In an May update on the review, ALRC Commissioner and federal court judge Justice Hon. John Middleton revealed that pulling chapter seven out of the Corporations Act was “very much on the table” and that it may be more effective “as a standalone statute”.

Speaking on the side lines at Professional Planner‘s 2021 Licensee Summit last week, ALRC President Hon. Justice Sarah Derrington explained how the commission thinks extracting chapter seven might reduce overall complexity in the Act.

 

“One way it might reduce complexity is to have the Corporations Act as a closed Corporations Act in the sense that it regulates everything from the birth to the death of a company,” Derrington explained.

“All those matters that are currently in chapter seven, which are really the consumer protections obligations, relating to financial services and products, would be in a self-contained piece of legislation,” she continued. “So it becomes very clear where you go to for consumer protection regulation as opposed to where you looking at corporate law in the more corporate sense.”

The Corporations Act has grown from 400,000 words to 800,000 words in 20 years, with chapter seven the most overblown.

Chapter seven has “always been too complex”, says ALRC legal officer Nicholas Simoes da Silva. It is the second largest Act in the country and accounts for four per cent of all commonwealth statute law.
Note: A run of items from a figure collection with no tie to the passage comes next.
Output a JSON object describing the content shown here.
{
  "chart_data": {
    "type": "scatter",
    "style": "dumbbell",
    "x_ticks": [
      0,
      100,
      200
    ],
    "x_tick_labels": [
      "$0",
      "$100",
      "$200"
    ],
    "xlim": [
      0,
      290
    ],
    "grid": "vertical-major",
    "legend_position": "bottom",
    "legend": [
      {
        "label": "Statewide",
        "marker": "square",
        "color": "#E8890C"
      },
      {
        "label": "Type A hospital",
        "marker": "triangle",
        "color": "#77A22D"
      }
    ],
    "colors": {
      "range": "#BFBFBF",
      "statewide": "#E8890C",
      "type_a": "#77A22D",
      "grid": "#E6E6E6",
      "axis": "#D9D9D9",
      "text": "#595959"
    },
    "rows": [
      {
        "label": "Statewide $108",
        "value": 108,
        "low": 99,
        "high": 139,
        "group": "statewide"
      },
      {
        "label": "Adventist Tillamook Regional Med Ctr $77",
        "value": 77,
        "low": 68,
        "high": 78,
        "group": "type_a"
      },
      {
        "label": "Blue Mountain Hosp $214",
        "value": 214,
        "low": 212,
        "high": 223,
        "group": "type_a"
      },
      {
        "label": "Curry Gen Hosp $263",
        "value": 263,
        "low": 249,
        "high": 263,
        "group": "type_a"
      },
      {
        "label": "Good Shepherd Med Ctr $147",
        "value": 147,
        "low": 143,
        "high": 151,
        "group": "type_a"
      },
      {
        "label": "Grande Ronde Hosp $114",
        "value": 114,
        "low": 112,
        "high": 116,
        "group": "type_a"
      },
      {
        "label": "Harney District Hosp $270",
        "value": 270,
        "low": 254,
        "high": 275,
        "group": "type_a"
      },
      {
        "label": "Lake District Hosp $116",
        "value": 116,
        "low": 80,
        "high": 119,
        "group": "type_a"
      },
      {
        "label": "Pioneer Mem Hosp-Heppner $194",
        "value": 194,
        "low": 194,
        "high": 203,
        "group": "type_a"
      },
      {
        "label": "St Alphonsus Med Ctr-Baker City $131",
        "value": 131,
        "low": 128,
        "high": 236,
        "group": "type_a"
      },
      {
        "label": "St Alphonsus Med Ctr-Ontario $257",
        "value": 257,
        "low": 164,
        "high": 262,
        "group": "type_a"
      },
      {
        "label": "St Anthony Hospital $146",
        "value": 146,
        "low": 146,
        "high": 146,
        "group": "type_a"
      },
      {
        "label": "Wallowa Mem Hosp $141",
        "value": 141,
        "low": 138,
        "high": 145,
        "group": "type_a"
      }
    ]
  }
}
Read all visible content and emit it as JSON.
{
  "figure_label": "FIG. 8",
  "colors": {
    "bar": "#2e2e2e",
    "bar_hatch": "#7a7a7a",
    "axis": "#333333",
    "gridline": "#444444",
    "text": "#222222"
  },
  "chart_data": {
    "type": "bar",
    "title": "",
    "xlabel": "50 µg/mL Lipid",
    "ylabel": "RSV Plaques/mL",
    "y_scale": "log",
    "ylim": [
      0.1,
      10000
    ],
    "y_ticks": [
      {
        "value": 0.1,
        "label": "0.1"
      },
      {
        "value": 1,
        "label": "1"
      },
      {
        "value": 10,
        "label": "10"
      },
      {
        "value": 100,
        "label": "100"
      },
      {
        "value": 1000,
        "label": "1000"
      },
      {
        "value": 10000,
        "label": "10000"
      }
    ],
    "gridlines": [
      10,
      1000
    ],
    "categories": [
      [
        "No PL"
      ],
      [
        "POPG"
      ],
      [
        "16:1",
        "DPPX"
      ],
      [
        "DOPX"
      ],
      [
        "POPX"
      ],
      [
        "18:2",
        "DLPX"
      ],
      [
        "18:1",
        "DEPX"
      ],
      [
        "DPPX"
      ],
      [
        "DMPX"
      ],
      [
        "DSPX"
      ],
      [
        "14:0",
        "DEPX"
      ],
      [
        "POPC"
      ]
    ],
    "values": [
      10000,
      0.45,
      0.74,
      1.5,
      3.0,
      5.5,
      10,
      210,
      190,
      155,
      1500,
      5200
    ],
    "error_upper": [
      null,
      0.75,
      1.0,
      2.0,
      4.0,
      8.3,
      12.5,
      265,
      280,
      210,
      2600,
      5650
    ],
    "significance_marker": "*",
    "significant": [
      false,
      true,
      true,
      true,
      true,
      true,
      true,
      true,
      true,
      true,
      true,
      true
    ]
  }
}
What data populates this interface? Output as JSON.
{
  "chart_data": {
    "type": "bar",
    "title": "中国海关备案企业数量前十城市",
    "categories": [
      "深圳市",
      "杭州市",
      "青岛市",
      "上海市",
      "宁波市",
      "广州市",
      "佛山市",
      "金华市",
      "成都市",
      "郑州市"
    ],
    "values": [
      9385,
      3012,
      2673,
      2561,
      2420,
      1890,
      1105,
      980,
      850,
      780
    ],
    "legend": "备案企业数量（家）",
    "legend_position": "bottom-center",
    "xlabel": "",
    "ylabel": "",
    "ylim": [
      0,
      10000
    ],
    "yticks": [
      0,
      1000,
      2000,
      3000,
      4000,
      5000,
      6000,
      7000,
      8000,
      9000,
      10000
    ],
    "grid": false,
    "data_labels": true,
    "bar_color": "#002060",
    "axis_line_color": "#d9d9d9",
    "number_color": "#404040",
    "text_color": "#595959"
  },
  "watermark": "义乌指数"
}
Separating chapter seven, which deals solely with financial services and markets, from the rest of the Act, which covers company regulation, would add clarity of purpose to each set of regulations, Derrington explained, thereby aiding navigability and reducing complexity.

“It’s a question of signalling the primary legislation for consumer protection,” she said. “You still have regulations and standards that will sit underneath that, but its purpose will be clear and it gives us a better chance to put the objects and principles and values by which we want to regulate financial advisers front and centre of the new piece of legislation.”

No simple lift-out

If chapter seven is pulled out of the Act, industry observers believe it will likely lead the ALRC to conduct a thorough analysis of whether its foundation – the current licensing system for financial service providers – is best suited for the industry.

The alternative – individual registration for all, including financial advisers – has long been bandied around as an alternative to an AFSL system that places regulatory responsibility on the licensee, instead of the end adviser.

While licensees play an important support role for advisers, some consider the licensing function to be misplaced – including the industry’s largest representative association.

“The FPA strongly supports a model in which registration is the personal responsibility of each financial planner, and is not connected with their employment or authorisation under an AFSL” FPA chief Dante De Gori said in May.

According to Madison Financial head of governance Kerry Thomas, the ALRC could “definitely” recommend changes to the AFSL system.

“If chapter seven is going to come out it won’t be just lifted out as is,” Thomas said.

A long, complicated road

Any proposal by the ALRC to split the Corporations Act and possibly unwind the AFSL system would be just that – a proposal.

Replacing the licensing regime with individual adviser registration would be a mammoth undertaking with a long and complex implementation.

“It’s an opportunity but it would also require stakeholders to get on board, including the government and ASIC,” says Encore Advisory director Tom Reddacliff. “That’s the element I would probably have doubt on.”

The ALRC’s review will produce three interim reports as well as a final consolidated report in November 2023.